The absorption rate of the absorber can be calculated using Formula (1).

$$A(\omega )=1-R(\omega )-T(\omega )=1-|S_{11}{|}^2-|S_{21}{|}^2$$

(1)

where R and S₁₁ represent the reflection and the reflection S parameter, respectively, and T and S₂₁ represent the transmission and the transmission S parameter, respectively. Owing to the inherent metallic characteristics of ITO, the absorber exhibits a transmittance that approaches zero. Under such circumstances, the absorption efficiency of the absorber is exclusively correlated with the reflection coefficient. Therefore, the absorption efficiency is simplified as Formulas (2) and (3).

$$A\left(\omega \right)=1-R(\omega )=1-{\left|S_{11}\right|}^2$$

(2)

$$A(\omega )={\displaystyle \frac{2{\eta }_0}{\mathrm{Re}(Z_{eff})+\mathrm{Im}g(Z_{eff})+{\eta }_0}}$$

(3)

3. Results

3.1. Result Analysis

To elucidate the operational mechanism of the proposed absorber, we conducted simulations of the absorber’s performance across varying layer configurations. Figure 2 presents a simulation of the absorption performance for the single-layer structure and the stacked multi-layer structure within this design framework. As illustrated in Figure 2a–c, the single-layer structure demonstrates inadequate absorption capability. In contrast, Structure 1 and Structure 2 exhibit an absorption capability exceeding 90% across a bandwidth of approximately 5 THz.

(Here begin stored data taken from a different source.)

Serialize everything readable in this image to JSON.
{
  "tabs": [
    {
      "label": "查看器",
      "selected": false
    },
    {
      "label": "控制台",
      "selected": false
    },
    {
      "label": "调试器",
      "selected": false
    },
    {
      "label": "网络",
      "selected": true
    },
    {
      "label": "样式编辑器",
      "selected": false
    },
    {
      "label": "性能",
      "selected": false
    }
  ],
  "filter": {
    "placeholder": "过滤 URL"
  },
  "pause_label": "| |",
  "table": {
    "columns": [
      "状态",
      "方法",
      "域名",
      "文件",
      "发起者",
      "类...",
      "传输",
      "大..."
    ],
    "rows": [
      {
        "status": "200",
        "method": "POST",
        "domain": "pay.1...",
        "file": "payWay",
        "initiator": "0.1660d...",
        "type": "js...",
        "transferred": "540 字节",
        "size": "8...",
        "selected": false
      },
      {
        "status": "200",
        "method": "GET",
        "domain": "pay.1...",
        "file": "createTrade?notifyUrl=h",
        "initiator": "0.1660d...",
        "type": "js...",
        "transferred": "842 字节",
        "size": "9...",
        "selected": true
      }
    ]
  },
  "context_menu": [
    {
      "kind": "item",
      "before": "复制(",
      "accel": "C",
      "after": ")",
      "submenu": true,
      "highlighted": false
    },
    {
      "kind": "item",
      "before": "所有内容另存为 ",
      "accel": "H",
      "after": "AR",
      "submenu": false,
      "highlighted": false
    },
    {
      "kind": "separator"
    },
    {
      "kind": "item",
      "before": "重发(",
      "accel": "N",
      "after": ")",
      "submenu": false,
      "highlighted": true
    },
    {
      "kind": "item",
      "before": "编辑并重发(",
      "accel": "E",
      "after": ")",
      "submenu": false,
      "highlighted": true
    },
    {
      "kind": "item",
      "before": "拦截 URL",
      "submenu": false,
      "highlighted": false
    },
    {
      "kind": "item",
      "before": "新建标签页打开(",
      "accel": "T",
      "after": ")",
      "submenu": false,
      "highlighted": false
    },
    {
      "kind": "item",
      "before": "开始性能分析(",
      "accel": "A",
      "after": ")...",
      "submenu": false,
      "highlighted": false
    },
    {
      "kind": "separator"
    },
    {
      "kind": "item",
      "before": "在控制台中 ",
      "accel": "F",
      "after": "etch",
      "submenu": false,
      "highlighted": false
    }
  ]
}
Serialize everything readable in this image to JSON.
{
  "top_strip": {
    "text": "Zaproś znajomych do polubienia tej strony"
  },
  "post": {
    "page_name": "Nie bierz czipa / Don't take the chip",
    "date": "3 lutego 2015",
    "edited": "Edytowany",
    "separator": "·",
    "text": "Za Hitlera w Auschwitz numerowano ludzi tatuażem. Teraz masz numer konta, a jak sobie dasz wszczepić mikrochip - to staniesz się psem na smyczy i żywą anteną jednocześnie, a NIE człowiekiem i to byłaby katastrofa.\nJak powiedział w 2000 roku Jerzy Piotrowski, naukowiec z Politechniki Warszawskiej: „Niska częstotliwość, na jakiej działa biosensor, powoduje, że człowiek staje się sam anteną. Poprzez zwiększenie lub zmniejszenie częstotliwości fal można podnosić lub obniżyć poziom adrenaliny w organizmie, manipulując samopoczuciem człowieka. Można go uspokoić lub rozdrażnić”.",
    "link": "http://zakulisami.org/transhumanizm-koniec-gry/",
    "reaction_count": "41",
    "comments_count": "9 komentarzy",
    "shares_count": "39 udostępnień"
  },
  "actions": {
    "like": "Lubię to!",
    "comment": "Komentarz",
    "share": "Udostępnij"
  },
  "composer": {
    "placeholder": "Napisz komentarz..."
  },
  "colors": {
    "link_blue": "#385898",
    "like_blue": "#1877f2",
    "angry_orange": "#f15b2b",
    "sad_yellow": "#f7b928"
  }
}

However, structure 3 only attains effective absorption within a narrow frequency range of 0.85 THz. The absorption performance is markedly improved following the stacking of a double-layer structure; however, the absorption bandwidth remains comparatively narrow. As illustrated in Figure 2d, the absorber comprising Structure 1 and Structure 2 exhibits absorption efficiencies exceeding 90% within the frequency ranges of 1.6–5.9 THz and 6.2–10 THz, yet its peak absorption rate is merely 95.7%. Figure 2e presents the simulation results for the absorber composed of Structure 1 and Structure 3. This absorber can attain a peak absorption rate as high as 99.9%, but it has a relatively narrow absorption bandwidth, achieving effective absorption only in the 2–10 THz band. Figure 2f displays the simulation outcomes of the absorber formed by Structure 2 and Structure 3. The device achieves an absorption rate greater than 90% across the frequency span of 2.2–10 THz, with a peak absorption rate of 99.3%. To broaden the effective absorption bandwidth and enhance the peak absorption rate, a simulation of a three-layer structure was carried out, as depicted in Figure 2g. This structure achieved stable broadband absorption (with a bandwidth of 8.8 THz) within the frequency range of 1.2–10 THz, and its peak absorption rate could reach 99.9%. Consequently, by comparing the simulation results of different structures presented in Figure 2h–i, it is evident that the absorber proposed in this study effectively broadens the absorption bandwidth and enhances the absorption efficiency, thereby exhibiting ultra-wideband and highly efficient absorption performance. Moreover, the simulation outcomes indicate that the proposed absorber attains perfect absorption of THz waves within the frequency ranges of 1.8–1.9 THz and 5.8–6.2 THz, featuring a peak absorption rate of 99.9%. This excellent absorption characteristic is due to the multiple interference reflections of terahertz waves in a three-layer structure.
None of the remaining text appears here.